This is the Hardt Hyperloop Hub. A vision for the future of European Hyperloop stations and a study of urban integration across cities and towns of different sizes.
Within the Hub, designed by UNStudio, a series of tessellating components adapt to a range of contexts: city-centre, edge of city or adjoining an existing infrastructure hub, such as an airport.
Existing cities of course have existing parameters, and we envisage a symbiotic, modular relationship with the local environment. Modularity is what makes this system scalable, resilient and adaptable to existing conditions.
At speeds between 600 and 1000 km/h, the Hyperloop can travel at the same speed as airplanes, but deliver passengers right into the heart of cities, connecting passengers immediately with other forms of sustainable transport.
By collapsing distances between producer and consumer we can create shorter food supply chains: super-fresh, high quality produce, picked or caught the very same day can be delivered right into the city-centre. This creates the basis for daily markets to emerge around and within the Hyperloop Hub.
To accommodate this wide range of potential uses, flexible modules can hold different functions, from the purely pragmatic luggage check-in, parcel pick up point or bicycle dock, to daycare for busy parents or small biophilic pocket parks for kids and adults.

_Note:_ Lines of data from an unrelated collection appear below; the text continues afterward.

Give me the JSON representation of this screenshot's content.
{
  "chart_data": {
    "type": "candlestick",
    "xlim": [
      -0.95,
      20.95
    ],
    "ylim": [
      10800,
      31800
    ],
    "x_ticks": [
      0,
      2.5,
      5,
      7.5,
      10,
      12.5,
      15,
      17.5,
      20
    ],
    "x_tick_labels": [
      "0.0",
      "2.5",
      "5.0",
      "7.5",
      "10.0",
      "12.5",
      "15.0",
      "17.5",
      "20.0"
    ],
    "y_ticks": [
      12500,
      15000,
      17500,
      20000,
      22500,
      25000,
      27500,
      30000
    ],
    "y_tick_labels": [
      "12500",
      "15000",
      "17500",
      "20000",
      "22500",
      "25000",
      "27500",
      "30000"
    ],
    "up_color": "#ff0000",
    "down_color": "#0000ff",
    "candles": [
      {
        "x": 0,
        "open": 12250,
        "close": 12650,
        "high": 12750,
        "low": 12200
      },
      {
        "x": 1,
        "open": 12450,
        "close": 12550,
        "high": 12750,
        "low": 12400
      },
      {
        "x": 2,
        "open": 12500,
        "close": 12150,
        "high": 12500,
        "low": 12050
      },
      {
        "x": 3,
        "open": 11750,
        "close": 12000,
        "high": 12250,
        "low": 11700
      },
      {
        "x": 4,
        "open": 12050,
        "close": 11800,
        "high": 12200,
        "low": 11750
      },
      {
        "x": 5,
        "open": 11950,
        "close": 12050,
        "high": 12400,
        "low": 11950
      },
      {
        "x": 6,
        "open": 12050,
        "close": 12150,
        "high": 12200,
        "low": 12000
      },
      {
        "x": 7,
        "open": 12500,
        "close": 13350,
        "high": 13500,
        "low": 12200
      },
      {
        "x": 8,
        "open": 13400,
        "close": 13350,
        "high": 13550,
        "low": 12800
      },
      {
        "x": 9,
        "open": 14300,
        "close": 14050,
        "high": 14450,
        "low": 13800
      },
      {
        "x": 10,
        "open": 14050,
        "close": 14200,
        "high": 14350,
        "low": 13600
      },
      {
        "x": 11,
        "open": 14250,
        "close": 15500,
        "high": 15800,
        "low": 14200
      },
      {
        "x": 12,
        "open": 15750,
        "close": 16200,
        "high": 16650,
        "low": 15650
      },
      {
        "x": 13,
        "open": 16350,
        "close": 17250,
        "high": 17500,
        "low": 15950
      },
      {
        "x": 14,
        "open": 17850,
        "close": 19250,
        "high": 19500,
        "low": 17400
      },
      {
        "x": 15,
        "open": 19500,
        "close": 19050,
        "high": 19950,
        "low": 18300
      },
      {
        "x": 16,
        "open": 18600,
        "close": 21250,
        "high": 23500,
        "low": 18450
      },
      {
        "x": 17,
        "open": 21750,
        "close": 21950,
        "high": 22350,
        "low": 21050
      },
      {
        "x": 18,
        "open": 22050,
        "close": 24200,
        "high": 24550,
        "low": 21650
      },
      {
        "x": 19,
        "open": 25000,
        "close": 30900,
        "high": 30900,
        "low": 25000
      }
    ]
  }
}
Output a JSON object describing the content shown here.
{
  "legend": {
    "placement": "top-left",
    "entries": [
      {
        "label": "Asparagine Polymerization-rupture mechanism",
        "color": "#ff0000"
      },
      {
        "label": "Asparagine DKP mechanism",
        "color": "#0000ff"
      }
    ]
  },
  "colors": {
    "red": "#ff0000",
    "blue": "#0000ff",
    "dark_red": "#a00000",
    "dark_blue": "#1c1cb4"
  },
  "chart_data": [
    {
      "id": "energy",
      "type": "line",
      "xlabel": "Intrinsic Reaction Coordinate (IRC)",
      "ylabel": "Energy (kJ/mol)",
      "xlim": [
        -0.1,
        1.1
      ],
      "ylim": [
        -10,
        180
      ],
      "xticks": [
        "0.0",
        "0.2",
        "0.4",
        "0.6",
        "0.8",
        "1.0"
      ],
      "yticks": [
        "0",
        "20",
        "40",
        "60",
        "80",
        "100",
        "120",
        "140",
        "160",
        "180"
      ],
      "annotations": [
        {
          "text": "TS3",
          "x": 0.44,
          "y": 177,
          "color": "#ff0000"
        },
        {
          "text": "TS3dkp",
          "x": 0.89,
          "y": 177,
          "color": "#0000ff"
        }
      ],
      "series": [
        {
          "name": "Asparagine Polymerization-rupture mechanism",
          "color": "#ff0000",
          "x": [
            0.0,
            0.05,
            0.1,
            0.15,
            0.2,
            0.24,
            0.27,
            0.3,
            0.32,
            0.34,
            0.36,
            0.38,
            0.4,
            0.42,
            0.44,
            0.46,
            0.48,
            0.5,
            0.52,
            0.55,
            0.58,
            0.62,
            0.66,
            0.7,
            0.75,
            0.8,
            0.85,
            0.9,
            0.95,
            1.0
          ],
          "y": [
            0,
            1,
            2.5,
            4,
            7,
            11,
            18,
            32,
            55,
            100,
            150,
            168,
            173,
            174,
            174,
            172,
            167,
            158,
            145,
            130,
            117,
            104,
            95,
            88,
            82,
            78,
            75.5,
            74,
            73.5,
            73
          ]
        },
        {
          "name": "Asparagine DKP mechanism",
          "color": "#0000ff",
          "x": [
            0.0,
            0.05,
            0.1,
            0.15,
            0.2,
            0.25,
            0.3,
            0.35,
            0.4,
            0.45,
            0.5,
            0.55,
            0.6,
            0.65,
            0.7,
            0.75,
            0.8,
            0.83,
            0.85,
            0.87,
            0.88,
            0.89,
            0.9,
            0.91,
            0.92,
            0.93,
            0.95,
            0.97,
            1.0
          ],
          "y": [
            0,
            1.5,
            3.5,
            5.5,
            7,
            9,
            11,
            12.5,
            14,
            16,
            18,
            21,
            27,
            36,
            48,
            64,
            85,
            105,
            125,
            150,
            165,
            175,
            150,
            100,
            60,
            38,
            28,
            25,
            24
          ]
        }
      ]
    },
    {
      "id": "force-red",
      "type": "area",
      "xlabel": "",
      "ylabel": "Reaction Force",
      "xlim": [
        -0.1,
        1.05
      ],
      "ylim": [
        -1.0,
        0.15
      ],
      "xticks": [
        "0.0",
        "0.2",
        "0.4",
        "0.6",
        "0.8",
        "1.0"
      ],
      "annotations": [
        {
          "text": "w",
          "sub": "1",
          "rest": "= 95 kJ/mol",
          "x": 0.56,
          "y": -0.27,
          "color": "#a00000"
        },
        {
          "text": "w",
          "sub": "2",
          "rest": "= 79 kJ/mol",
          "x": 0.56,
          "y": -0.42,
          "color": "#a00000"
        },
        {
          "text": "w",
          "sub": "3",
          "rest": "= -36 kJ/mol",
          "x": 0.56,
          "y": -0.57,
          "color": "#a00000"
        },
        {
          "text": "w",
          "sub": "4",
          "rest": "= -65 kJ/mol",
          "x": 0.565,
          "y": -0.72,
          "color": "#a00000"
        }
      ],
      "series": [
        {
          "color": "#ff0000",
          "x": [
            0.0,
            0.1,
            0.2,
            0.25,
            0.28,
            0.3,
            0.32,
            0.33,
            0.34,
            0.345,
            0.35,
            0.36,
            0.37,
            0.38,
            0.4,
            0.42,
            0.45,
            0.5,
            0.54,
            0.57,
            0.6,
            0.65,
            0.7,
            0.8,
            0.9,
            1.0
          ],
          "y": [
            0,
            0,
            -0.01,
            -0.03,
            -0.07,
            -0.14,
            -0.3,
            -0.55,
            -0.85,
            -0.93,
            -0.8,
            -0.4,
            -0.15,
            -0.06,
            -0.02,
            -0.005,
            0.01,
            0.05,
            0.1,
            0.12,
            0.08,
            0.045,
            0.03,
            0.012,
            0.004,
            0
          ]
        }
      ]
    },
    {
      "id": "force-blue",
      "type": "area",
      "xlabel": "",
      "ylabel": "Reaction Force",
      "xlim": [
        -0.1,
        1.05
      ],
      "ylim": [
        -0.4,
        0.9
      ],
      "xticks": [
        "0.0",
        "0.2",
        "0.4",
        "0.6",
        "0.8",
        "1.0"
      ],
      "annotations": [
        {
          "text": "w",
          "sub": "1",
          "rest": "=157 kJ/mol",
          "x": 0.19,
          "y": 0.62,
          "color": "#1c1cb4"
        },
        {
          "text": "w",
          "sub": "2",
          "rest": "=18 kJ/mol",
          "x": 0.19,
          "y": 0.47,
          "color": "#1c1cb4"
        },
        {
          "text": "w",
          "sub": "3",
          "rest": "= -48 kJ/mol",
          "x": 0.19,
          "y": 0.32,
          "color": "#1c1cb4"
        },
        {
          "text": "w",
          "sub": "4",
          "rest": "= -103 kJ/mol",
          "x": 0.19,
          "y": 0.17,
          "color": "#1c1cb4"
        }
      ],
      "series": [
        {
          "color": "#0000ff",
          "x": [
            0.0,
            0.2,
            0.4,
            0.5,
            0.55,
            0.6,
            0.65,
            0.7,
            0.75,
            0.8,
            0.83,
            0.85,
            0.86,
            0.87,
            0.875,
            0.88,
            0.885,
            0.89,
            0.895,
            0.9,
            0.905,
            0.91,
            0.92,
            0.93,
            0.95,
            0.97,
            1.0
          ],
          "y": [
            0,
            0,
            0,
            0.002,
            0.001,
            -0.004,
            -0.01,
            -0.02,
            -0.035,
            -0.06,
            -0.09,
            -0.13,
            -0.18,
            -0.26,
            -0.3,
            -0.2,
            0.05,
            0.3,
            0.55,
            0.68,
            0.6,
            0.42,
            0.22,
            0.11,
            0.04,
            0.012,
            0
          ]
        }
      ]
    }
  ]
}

Ben van Berkel, principal architect and founder of UNStudio, said:
“The Hyperloop is not only a realistic and viable alternative to flying, it is going to revolutionize travel. It will provide extremely fast travel times with direct connections between cities, enabling completely new ways of working and spending our leisure time, which in turn will lead to a multitude of economic, environmental and knowledge exchange benefits.”